Hi--I just joined the forum and I was actually thinking of starting a thread on this same topic!
Mostly, I'm curious as to how other Tarot users/researchers view her reconstruction of history. I'm about a third of the way into the book, and I'm highly skeptical about all the connections she makes. Goddess-worshipping Gypsies brought sacred Tantric knowledge from the Orient (what a loaded term!) to Europe, where it was snapped up by Gnostic sects and Knights Templar and assorted other heretics?! It seems a tad implausible, to say the least. I don't think it makes Walker's understanding of Tarot any less meaningful, because I do believe there are multiple significances and connections in Tarot that may not be immediately apparent to the casual observer.
I'm coming at this as a student of culture, folklore in particular, plus I just took a course on Representations of the Roma in Western literature, film, and music, so right now I'm particularly attuned to how Gypsies are used by others who want to project their own ideas onto them as a convenient "look at these mysterious traveling folk!" trope.
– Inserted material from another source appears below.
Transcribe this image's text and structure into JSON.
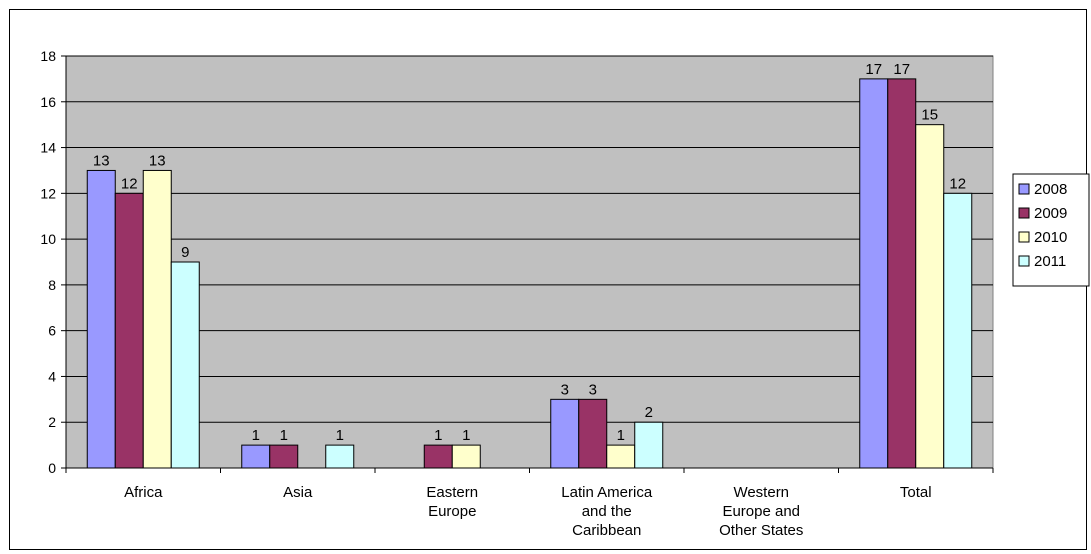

Walker doesn't cite any authoritative sources on the Roma--not that there are many, as the Roma are incredibly diverse and there haven't been a lot of studies made by insiders to the group, mostly it's been outsiders dazzled by their supposedly free and romantic lifestyle.
But while I'm reading Walker with a skeptical eye toward her history, I think she makes a number of intriguing connections between the meanings of the cards and the cultural climate at various times in European history. Her bile toward the repressive and reprehensible actions of the Church is understandable, and it's where she relies on the writings of the Church, ironically, that I think her scholarship is the strongest. What I think makes Walker's work truly brilliant is that it's not simply reactionary, that is, she's not just reclaiming a pagan heritage from the grasping claws of patriarchal Christianity--rather, she's fused diverse belief systems and alternative historical accounts to create a unique and meaningful approach to Tarot. I think her deck is gorgeous too, though I haven't begun to really work with it.
I guess what I'm saying is that I like her symbolic system, though I believe that her interpretation of historical data is not the only interpretation one could make of the existing evidence.